Sobre os apetrechos miúdos, que independem de eletricidade, o doutor em sociologia pela Universidade Estadual de Campinas (Unicamp) Carlos Alberto Dória, autor de diversos livros de gastronomia, pondera em A Culinária Materialista – Construção Racional do Alimento e do Prazer Gastronômico (Editora Senac-São Paulo): "Cada um desses objetos foi inventado por alguém que se orientou pelo desejo de racionalizar um gesto culinário, facilitando a repetição." O que seria do processador se não houvesse mandolines? E do cilindro de pasta se não houvesse o rolo de macarrão?

Thermomix (foto), Gastrovac, Pacojet, Germinador, Sous Vide, termocirculador, forno combinado e outros gadgets modernos "estão relacionados às necessidades de chefs e cozinheiros desenvolverem, com algum caráter experimental, procedimentos que permitam um controle mais fino sobre o fazer culinário (...) dando nova qualidade ao que se faz", aponta Dória.

Se hoje eles estão mais sobre as bancadas das altas cozinhas e se, daqui alguns anos, serão adaptados e desenvolvidos em escala industrial, é cozinhar para ver.

Acessórios úteis 

A pedido da Metrópole, o professor de gastronomia da USF-Campinas Marcelo Bergwerk listou alguns itens que, afora o óbvio (panelas, facas, colheres, etc) considera indispensáveis na cozinha doméstica moderna. Confira: 

Mixer: é como se fosse um liquidificador de mão. Pode ir diretamente em copos, jarras e panelas, acelerando o tempo de preparo e possibilitando a elaboração de purês e sopas cremosos, além de brownies na consistência correta. 

Processador: a criação data de 1970, quando já se buscava agilidade e praticidade na cozinha. Dotados de lâminas de diversos formatos, utilidades e potências, fatia, corta, rala e tritura. Há versões que fazem as vezes de liquidificador e extrator de frutas, entre outros equipamentos. 

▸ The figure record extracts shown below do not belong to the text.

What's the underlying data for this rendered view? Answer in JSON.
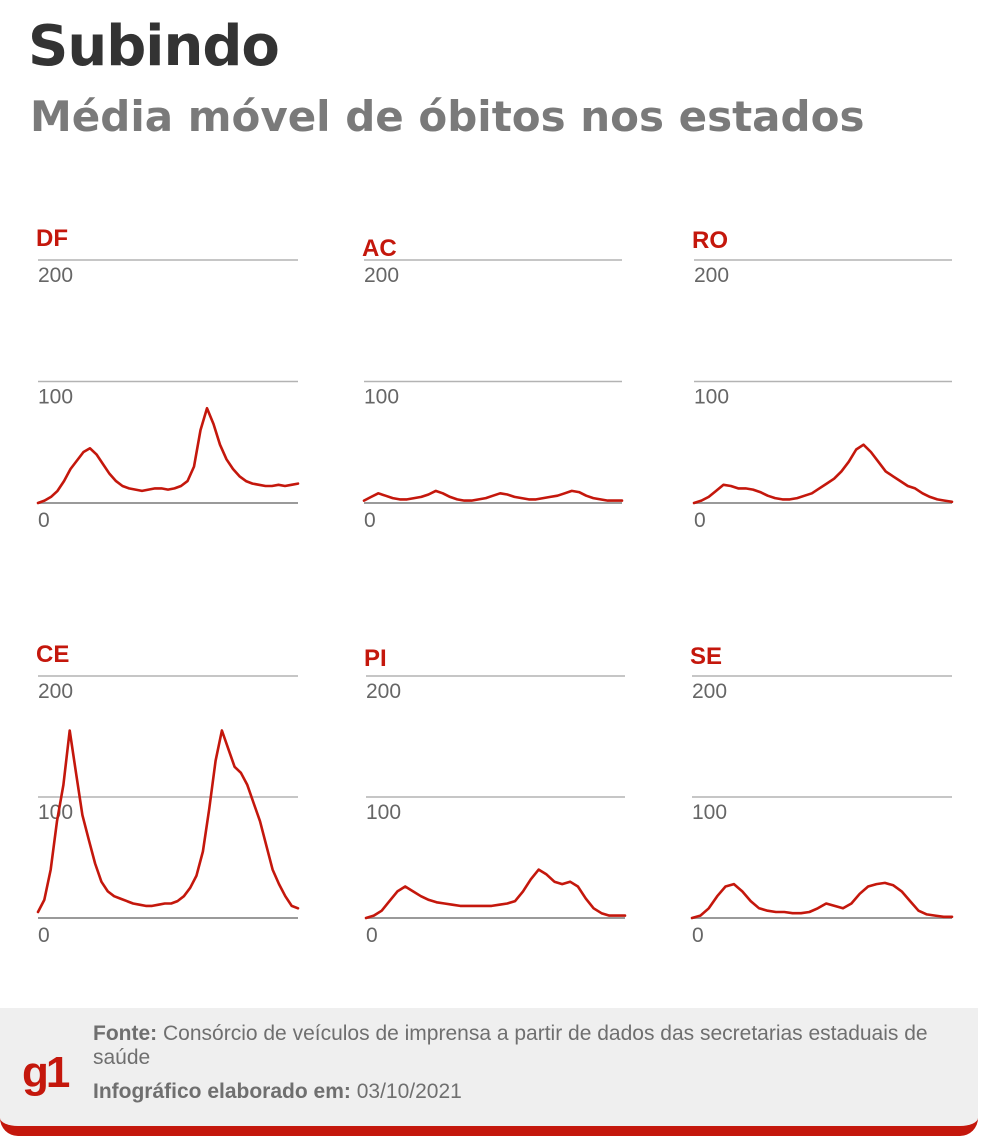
{
  "header": {
    "title": "Subindo",
    "subtitle": "Média móvel de óbitos nos estados"
  },
  "colors": {
    "line": "#c4170c",
    "grid": "#b3b3b3",
    "tick": "#666666",
    "label": "#c4170c"
  },
  "chart_data": [
    {
      "type": "line",
      "title": "DF",
      "ylim": [
        0,
        200
      ],
      "yticks": [
        0,
        100,
        200
      ],
      "series": [
        {
          "values": [
            0,
            2,
            5,
            10,
            18,
            28,
            35,
            42,
            45,
            40,
            32,
            24,
            18,
            14,
            12,
            11,
            10,
            11,
            12,
            12,
            11,
            12,
            14,
            18,
            30,
            60,
            78,
            65,
            48,
            36,
            28,
            22,
            18,
            16,
            15,
            14,
            14,
            15,
            14,
            15,
            16
          ]
        }
      ]
    },
    {
      "type": "line",
      "title": "AC",
      "ylim": [
        0,
        200
      ],
      "yticks": [
        0,
        100,
        200
      ],
      "series": [
        {
          "values": [
            2,
            5,
            8,
            6,
            4,
            3,
            3,
            4,
            5,
            7,
            10,
            8,
            5,
            3,
            2,
            2,
            3,
            4,
            6,
            8,
            7,
            5,
            4,
            3,
            3,
            4,
            5,
            6,
            8,
            10,
            9,
            6,
            4,
            3,
            2,
            2,
            2
          ]
        }
      ]
    },
    {
      "type": "line",
      "title": "RO",
      "ylim": [
        0,
        200
      ],
      "yticks": [
        0,
        100,
        200
      ],
      "series": [
        {
          "values": [
            0,
            2,
            5,
            10,
            15,
            14,
            12,
            12,
            11,
            9,
            6,
            4,
            3,
            3,
            4,
            6,
            8,
            12,
            16,
            20,
            26,
            34,
            44,
            48,
            42,
            34,
            26,
            22,
            18,
            14,
            12,
            8,
            5,
            3,
            2,
            1
          ]
        }
      ]
    },
    {
      "type": "line",
      "title": "CE",
      "ylim": [
        0,
        200
      ],
      "yticks": [
        0,
        100,
        200
      ],
      "series": [
        {
          "values": [
            5,
            15,
            40,
            80,
            110,
            155,
            120,
            85,
            65,
            45,
            30,
            22,
            18,
            16,
            14,
            12,
            11,
            10,
            10,
            11,
            12,
            12,
            14,
            18,
            25,
            35,
            55,
            90,
            130,
            155,
            140,
            125,
            120,
            110,
            95,
            80,
            60,
            40,
            28,
            18,
            10,
            8
          ]
        }
      ]
    },
    {
      "type": "line",
      "title": "PI",
      "ylim": [
        0,
        200
      ],
      "yticks": [
        0,
        100,
        200
      ],
      "series": [
        {
          "values": [
            0,
            2,
            6,
            14,
            22,
            26,
            22,
            18,
            15,
            13,
            12,
            11,
            10,
            10,
            10,
            10,
            10,
            11,
            12,
            14,
            22,
            32,
            40,
            36,
            30,
            28,
            30,
            26,
            16,
            8,
            4,
            2,
            2,
            2
          ]
        }
      ]
    },
    {
      "type": "line",
      "title": "SE",
      "ylim": [
        0,
        200
      ],
      "yticks": [
        0,
        100,
        200
      ],
      "series": [
        {
          "values": [
            0,
            2,
            8,
            18,
            26,
            28,
            22,
            14,
            8,
            6,
            5,
            5,
            4,
            4,
            5,
            8,
            12,
            10,
            8,
            12,
            20,
            26,
            28,
            29,
            27,
            22,
            14,
            6,
            3,
            2,
            1,
            1
          ]
        }
      ]
    }
  ],
  "footer": {
    "logo": "g1",
    "source_label": "Fonte:",
    "source_text": "Consórcio de veículos de imprensa a partir de dados das secretarias estaduais de saúde",
    "date_label": "Infográfico elaborado em:",
    "date_value": "03/10/2021"
  }
}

Tijelas (bowls): de vidro, plástico ou inox, o ideal é tê-las nas três versões de material. Servem para armazenar, separar e preparar os alimentos, sejam as bases, para fazer um banho-maria, entre outras finalidades.  

Fouet: deve ser preferencialmente de inox, material mais resistente e que não solta resíduos nos alimentos. Curinga para quem quer salvar um molho empelotado ou impedir que isso aconteça. Ainda se presta ao batimento de claras em neve, chantilly e mais. 

Tábua para corte: em polietileno ou bambu, o idela é ter uma para cada tipo de alimento (legumes e frutas, carnes, peixes) a fim de não contaminá-los. Evite os de madeira. São anti-higiênicos por permitirem a proliferação de micro-organismos e reterem odores.  

Maçarico: para os adeptos da cozinha gourmet, finalizam cremes brûlées, tortas merengadas e frutas açucaradas, derretem e gratinam queijos, entre outras preparações com toque final diferenciado. 

Cilindro de massas: enquanto o antigo rolo exige certa flexibilidade e força manual, o cilindro faz o serviço de abrir massas e pastas como lasanhas e raviólis com precisão e facilidade. Ideal também para abrir massas doces, como as de torta e biscoito.